Auch diverse Rettungsversuche z.B. durch den Pilot/Controller Club Berlin“ (PCCB) scheiterten. Der Pilotenverein hatte versucht, 50-Mark Anteile an der Boeing 707 zu verkaufen und so den Erhalt zu finanzieren.

Zudem hatte sich auch ein Kölner Gastronom für die Maschine beworben und wollte die Boeing 707 als Restaurant umbauen. Angeblich wird darüber heute noch verhandelt – das Gesundheitsamt dürfte aber inzwischen grobe Bedenken äussern wollen.

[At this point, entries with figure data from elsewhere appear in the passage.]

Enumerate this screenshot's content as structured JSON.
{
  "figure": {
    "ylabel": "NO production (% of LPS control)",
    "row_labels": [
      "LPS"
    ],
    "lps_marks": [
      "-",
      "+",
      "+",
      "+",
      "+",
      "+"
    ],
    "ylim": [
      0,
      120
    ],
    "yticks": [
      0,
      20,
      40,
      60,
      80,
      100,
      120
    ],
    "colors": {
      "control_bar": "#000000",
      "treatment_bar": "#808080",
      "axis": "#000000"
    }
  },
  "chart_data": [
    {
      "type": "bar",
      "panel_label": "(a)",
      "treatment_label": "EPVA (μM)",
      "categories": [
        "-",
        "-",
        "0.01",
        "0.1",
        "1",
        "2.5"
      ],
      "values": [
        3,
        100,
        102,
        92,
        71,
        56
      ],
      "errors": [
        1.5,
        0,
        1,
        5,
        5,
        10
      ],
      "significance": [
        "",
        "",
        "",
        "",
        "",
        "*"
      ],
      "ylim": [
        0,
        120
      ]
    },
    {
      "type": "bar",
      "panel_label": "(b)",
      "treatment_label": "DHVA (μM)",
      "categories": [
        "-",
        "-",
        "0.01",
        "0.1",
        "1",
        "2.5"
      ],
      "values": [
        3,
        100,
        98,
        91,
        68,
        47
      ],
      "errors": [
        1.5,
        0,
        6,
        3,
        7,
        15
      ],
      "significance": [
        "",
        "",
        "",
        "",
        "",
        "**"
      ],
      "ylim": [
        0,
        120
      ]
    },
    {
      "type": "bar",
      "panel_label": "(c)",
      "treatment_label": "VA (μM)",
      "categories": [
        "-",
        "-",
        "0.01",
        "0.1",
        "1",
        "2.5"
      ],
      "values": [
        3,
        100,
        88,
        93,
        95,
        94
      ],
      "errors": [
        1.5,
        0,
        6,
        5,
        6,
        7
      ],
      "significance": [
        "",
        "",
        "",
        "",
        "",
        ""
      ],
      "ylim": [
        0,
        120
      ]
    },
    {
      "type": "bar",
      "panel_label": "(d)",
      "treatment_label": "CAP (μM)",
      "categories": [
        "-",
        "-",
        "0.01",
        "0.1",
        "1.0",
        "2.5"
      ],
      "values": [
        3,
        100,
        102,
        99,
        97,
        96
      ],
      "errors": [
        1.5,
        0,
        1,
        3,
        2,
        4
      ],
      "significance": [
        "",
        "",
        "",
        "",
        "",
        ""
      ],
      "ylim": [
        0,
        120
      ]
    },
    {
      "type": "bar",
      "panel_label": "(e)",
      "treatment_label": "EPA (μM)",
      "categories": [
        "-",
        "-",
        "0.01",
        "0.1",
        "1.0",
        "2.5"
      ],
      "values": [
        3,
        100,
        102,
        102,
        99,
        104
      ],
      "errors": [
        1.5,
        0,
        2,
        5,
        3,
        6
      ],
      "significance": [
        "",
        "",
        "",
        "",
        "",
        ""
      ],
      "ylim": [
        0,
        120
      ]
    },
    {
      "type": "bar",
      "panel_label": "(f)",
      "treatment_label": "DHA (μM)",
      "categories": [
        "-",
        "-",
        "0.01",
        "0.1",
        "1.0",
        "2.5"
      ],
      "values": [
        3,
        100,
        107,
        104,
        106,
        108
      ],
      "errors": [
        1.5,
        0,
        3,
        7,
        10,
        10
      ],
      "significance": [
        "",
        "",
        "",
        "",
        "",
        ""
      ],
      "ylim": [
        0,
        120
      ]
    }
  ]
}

München wollte die „Berlin“

Die Maschine hätte jedoch gar nicht in Tegel vergammeln müssen. Der ehemalige Geschäftsführer der FMG – Willi Hermsen will sich dafür eingesetzt haben, die „Berlin“ nach München zu holen – zu einer Zeit, in der sich die Maschine noch in einem guten Zustand befand.

Sicher wäre der Transport mit Kosten verbunden gewesen, jedoch verfügt der Münchner Airport über einen gut funktionierenden Besucherbereich, der die Kosten für Transport und Instandhaltung über kurz oder lang sicherlich auf ein verträgliches Maß reduziert hätte.

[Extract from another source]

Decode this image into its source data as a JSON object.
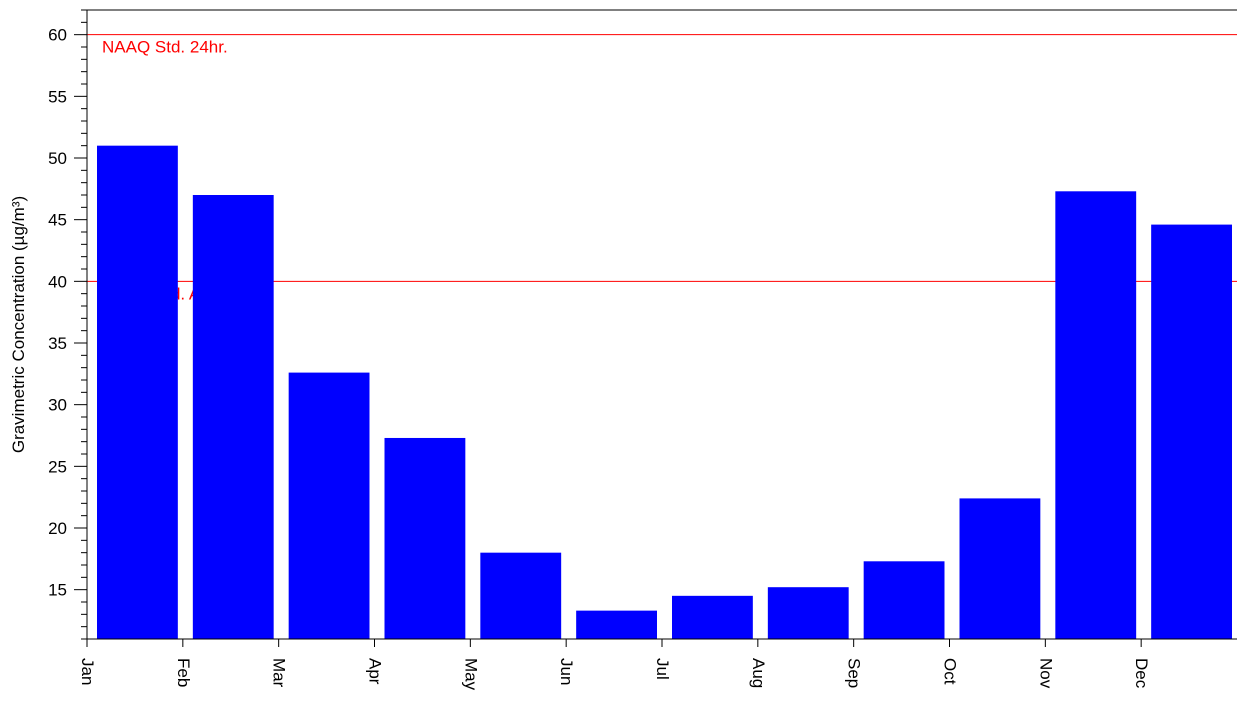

Im Besucherpark des Flughafen München werden heute unter anderem auch eine Douglas DC-3, eine Junkers Ju52 und eine Lockheed L-1049 G Super Constellation ausgestellt.

Nicht das wir uns falsch verstehen!

Die Maschine hätte natürlich gerne in Berlin stehen bleiben können – aber zum Erhalt dieser symbolisch zur Verfügung gestellten „Berlin“ wäre ein Umzug nach München unter Umständen eine gute Alternative gewesen.

Und natürlich gibt es wichtigeres als den Erhalt von alten Flugzeugen (warme Wohnung, Arbeit, warmes Essen) – aber die D-ABOC wurde meiner Ansicht nach aufgrund politischer oder auch bürokratischer Hürden einfach sinnlos verheizt und der ganze Aufwand die „Berlin“ für einen kurzen euphorischen Moment nach Berlin zu holen, am Ende einfach nur sinnlos teuer. Schade!

Hamburg hat es besser gemacht

Wer dennoch eine 707 aus den Anfängen der Düsenflugzeuge betrachten möchte, der wird am Flughafen Hamburg fündig. Die Schwestermaschine D-ABOD ist dort saniert als „Airport One“ geparkt.

Leider ist die Website des Hamburger Airports an der Stelle nicht ganz aktuell, die Maschine hat inzwischen wieder Lufthansa-Lack. Den nicht ganz offiziellen Namen „Airport One“ hat sich die Maschine übrigens durch Mitwirkung in verschiedenen Filmen ergattert – unter anderem auch in einem Bavaria Film als „Air Force One“ verkleidet am Flughafen Riem.